Meghan’s journey with UESL: Finding treatment for a rare form of liver cancer
In the spring of 2017, Meghan Tompkins and her parents, Danni and Michael, arrived at the Dana Farber/Boston Children’s Cancer and Blood Disorder Center. They were there for an appointment after Meghan’s doctors identified a suspicious spot on her liver. Meghan, then 13, only knew that she was having gastrointestinal symptoms — no one had uttered the word “cancer” yet — but when she saw the sign, she paused for a moment and then spoke. “If this turns out to be cancer, I want to cut off my hair and donate it,” she said.
A difficult answer
It would be a couple of weeks before the Tompkins family had an answer. Upon meeting with Dr. Allison O’Neill, director of the hospital’s Liver Tumor Center, they learned that Meghan had a large tumor in her liver, but they wouldn’t know whether it was cancerous until she underwent surgery. The surgical procedure, which removed about three-quarters of Meghan’s liver, as well as her gallbladder, lasted more than 10 hours.

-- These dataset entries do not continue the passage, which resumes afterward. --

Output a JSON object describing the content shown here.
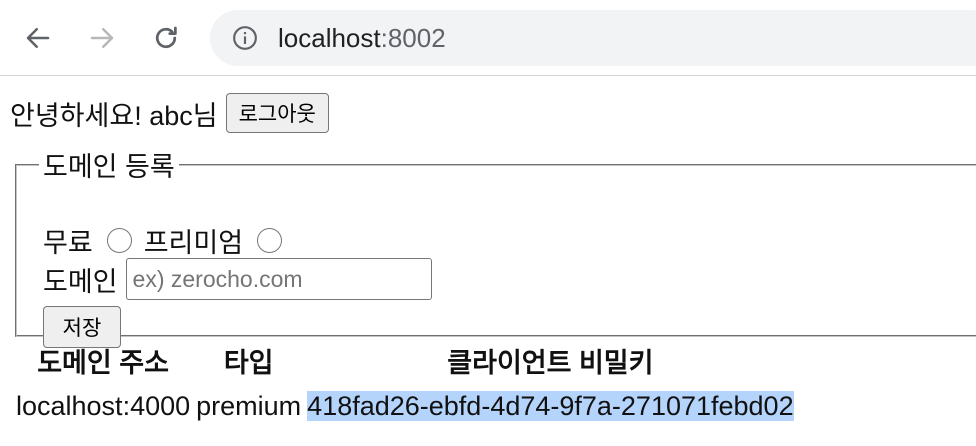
{
  "browser": {
    "url_host": "localhost",
    "url_port": ":8002"
  },
  "header": {
    "greeting": "안녕하세요! abc님",
    "logout_label": "로그아웃"
  },
  "form": {
    "legend": "도메인 등록",
    "type_options": [
      {
        "label": "무료",
        "checked": false
      },
      {
        "label": "프리미엄",
        "checked": false
      }
    ],
    "domain_label": "도메인",
    "domain_value": "",
    "domain_placeholder": "ex) zerocho.com",
    "save_label": "저장"
  },
  "table": {
    "headers": [
      "도메인 주소",
      "타입",
      "클라이언트 비밀키"
    ],
    "rows": [
      {
        "host": "localhost:4000",
        "type": "premium",
        "client_secret": "418fad26-ebfd-4d74-9f7a-271071febd02"
      }
    ]
  }
}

The news from the pathologist wasn’t what the family had hoped: Meghan had undifferentiated embryonal sarcoma of the liver (UESL), a very rare type of liver cancer that mostly affects children. But there was a glimmer of hope, too. “We know how to treat this,” Dr. O’Neill told Danni and Michael.
Intense treatment
The family was still understandably nervous but put their faith in Meghan’s care team. “’If Dr. O’Neill says she can treat this, she will,’” Danni remembers Michael saying. Following her surgery, Meghan underwent intense chemotherapy. Because the drugs can cause serious side effects, including bladder and heart damage, she had to be admitted to the hospital for each treatment.
After almost four months of therapy — including a break in August so Meghan could participate in her oldest sibling’s wedding — Meghan was done. In November 2020, she officially graduated into the hospital’s survivorship program.
Humor — and bravery
Like the parents of many kids with rare and complex conditions, Danni and Michael say that Meghan has only now begun to express how stressful the experience was for her. “At the time, she held us all together with her bravery,” says Danni.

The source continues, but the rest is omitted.